こうした文化・自然遺産に恵まれた近江八幡であるが、同地のヴォーリズが遺した建築物はヴォーリズの事業を継いだ近江兄弟社グループ、有志そして所有している個人による保存・維持の努力で成り立っているといっても過言ではなく、大変な労苦があるそうだ。これらの文化的遺産は文化財としての保存・活用が進む一方でコスト面の負担が大きく、このままであると、まさに「負債化」しかねない危機感から、さる3月に大津にキャンパスを置く立命館大学社会システム研究所(所長、立命館大学経済学部教授・金丸裕一氏)の主催で文化的遺産の「負債化」を防ぐために~近江八幡の事例にどう向き合うか~本稿タイトルのシンポジウムが近江八幡の地で開催され筆者もパネリストの一人として登壇した。
同じく登壇されたヴォーリズ建築文化全国ネットワークの事務局長をされている関西学院大学名誉教授の田淵結氏(同学院の元院長・現神戸女学院監事、牧師)は、神戸のヴォーリズ建築の保存・利活用事例をあげられた。空襲で被害を被った神戸ユニオン教会の旧礼拝堂は改修費用捻出の難しさから売却・変遷ののち、フロインドリーフ社が購入し、積極的な改修が行われている。現在は、ショップ併設の人気のカフェとして商業施設としても観光文化財としても高い評価を受けている。
一方、ヴォーリズ六甲山荘(旧小寺家山荘)は所有していた甲南女子大からアメニティ2000協会が買い取り、会員ボランティアによる維持・管理・運営がされているそうだが、往時の状態を保存した形でボランティアによる運営維持は経済的、人的負担が大変だと聞く。どちらが最適解であるか判断はつかないが、文化財活用の対照的な事例であると思われる。また、同氏が監事を務める神戸女学院もまた、キャンパス内の12棟の重要文化財の補修・維持の難しさをあげ、学生数が創建当初から増えている中、キャンパス自体の改修の難しさや、校門(重文指定)の改修だけで3000万円という多額の費用負担が発生した事例も指摘された。
こうした負担は、個人宅としてヴォーリズ物件を所有している方にとっても大変な問題である。ヴォーリズ氏の愛弟子かつ良きパートナーとして事業を支えた吉田悦蔵氏のお孫さんにあたる吉田与志也氏もまた、維持と管理はまさに「私費と熱意」によるもので、公費補助や税優遇の課題に触れられ、文化財を核とする観光と歴史文化の町づくりの重要性を指摘された。

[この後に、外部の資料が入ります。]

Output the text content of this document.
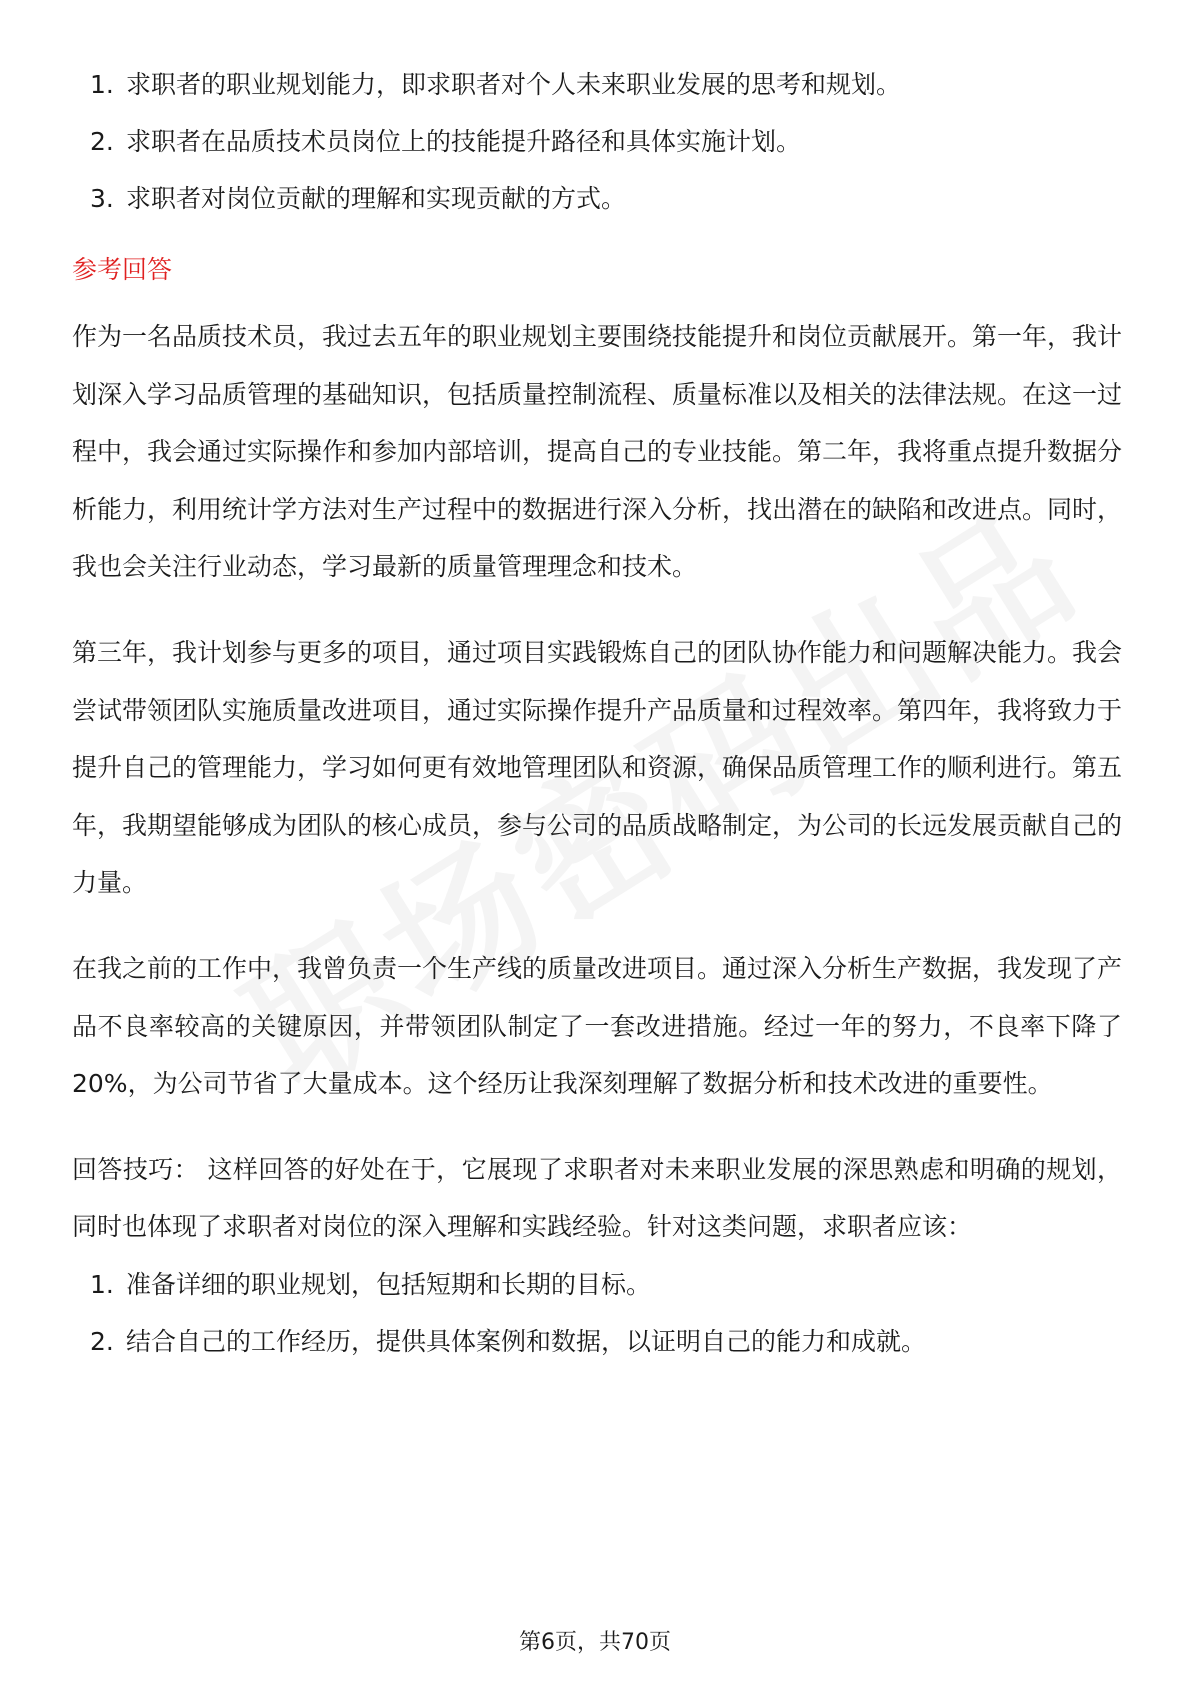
1. 求职者的职业规划能力，即求职者对个人未来职业发展的思考和规划。
2. 求职者在品质技术员岗位上的技能提升路径和具体实施计划。
3. 求职者对岗位贡献的理解和实现贡献的方式。
参考回答

作为一名品质技术员，我过去五年的职业规划主要围绕技能提升和岗位贡献展开。第一年，我计划深入学习品质管理的基础知识，包括质量控制流程、质量标准以及相关的法律法规。在这一过程中，我会通过实际操作和参加内部培训，提高自己的专业技能。第二年，我将重点提升数据分析能力，利用统计学方法对生产过程中的数据进行深入分析，找出潜在的缺陷和改进点。同时，我也会关注行业动态，学习最新的质量管理理念和技术。

第三年，我计划参与更多的项目，通过项目实践锻炼自己的团队协作能力和问题解决能力。我会尝试带领团队实施质量改进项目，通过实际操作提升产品质量和过程效率。第四年，我将致力于提升自己的管理能力，学习如何更有效地管理团队和资源，确保品质管理工作的顺利进行。第五年，我期望能够成为团队的核心成员，参与公司的品质战略制定，为公司的长远发展贡献自己的力量。

在我之前的工作中，我曾负责一个生产线的质量改进项目。通过深入分析生产数据，我发现了产品不良率较高的关键原因，并带领团队制定了一套改进措施。经过一年的努力，不良率下降了20%，为公司节省了大量成本。这个经历让我深刻理解了数据分析和技术改进的重要性。

回答技巧： 这样回答的好处在于，它展现了求职者对未来职业发展的深思熟虑和明确的规划，同时也体现了求职者对岗位的深入理解和实践经验。针对这类问题，求职者应该：

1. 准备详细的职业规划，包括短期和长期的目标。
2. 结合自己的工作经历，提供具体案例和数据，以证明自己的能力和成就。
第6页，共70页
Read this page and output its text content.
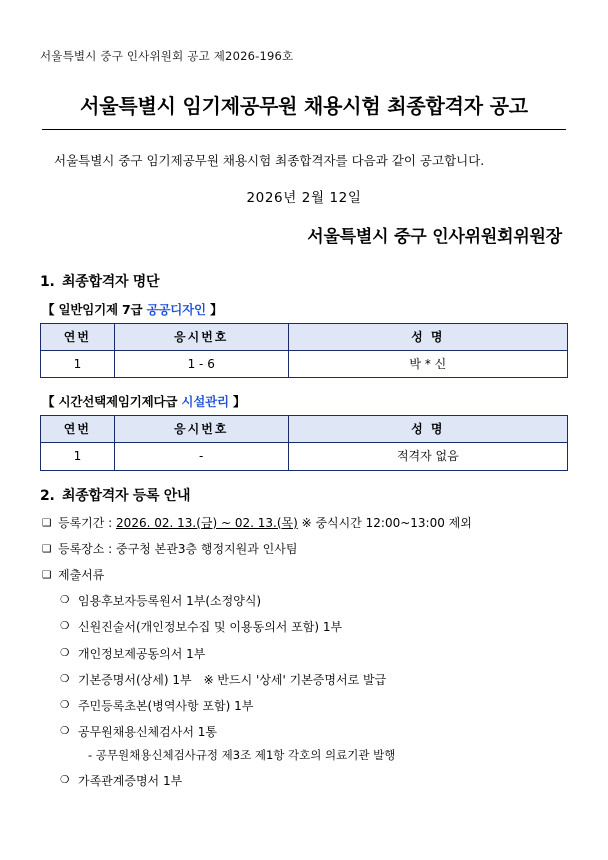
서울특별시 중구 인사위원회 공고 제2026-196호
서울특별시 임기제공무원 채용시험 최종합격자 공고

서울특별시 중구 임기제공무원 채용시험 최종합격자를 다음과 같이 공고합니다.

2026년 2월 12일
서울특별시 중구 인사위원회위원장
1. 최종합격자 명단
【 일반임기제 7급 공공디자인 】
연번	응시번호	성 명
1	1 - 6	박 * 신
【 시간선택제임기제다급 시설관리 】
연번	응시번호	성 명
1	-	적격자 없음
2. 최종합격자 등록 안내
❑ 등록기간 : 2026. 02. 13.(금) ~ 02. 13.(목) ※ 중식시간 12:00~13:00 제외
❑ 등록장소 : 중구청 본관3층 행정지원과 인사팀
❑ 제출서류
❍ 임용후보자등록원서 1부(소정양식)
❍ 신원진술서(개인정보수집 및 이용동의서 포함) 1부
❍ 개인정보제공동의서 1부
❍ 기본증명서(상세) 1부 ※ 반드시 '상세' 기본증명서로 발급
❍ 주민등록초본(병역사항 포함) 1부
❍ 공무원채용신체검사서 1통
- 공무원채용신체검사규정 제3조 제1항 각호의 의료기관 발행
❍ 가족관계증명서 1부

同じく登壇者の歴史ブランディングを専門とされる久保健治氏は「歴史」をいかにして文化的遺産の継承と発展に結びつけるのか、他には模倣できないというその土地固有の「歴史」の利点と手段としての観光を視野にいれながら街づくりのブランディングに活かすべきと訴えられた。
筆者は、このシンポジウムでこうした文化的遺産の活用の問題は所有者の問題として捉えるのではなく、地域として、行政としていかに街づくりに落とし込んでいくかが重要であり、行政や観光事業者のみならず、近江八幡市のさまざまな関係者による合意形成をベースにした文化財の利活用にかかる理念やアクションプランへの組み込みの重要性を説いた。観光地域経営で100年超の歴史をもつ米国DMOにおいても地域の合意形成はDMO運営における喫緊の重要事項である点や、地域の実態をあぶりだす手法を紹介し、わが国においても合意形成と意思決定のできるプラットフォームや、市民が他人事ではなくわが事として観光に関わり合う仕組みを作り上げている宮城県・気仙沼市や、全国で運営されているONSEN・ガストロノミーウォーキングの事例もあげた。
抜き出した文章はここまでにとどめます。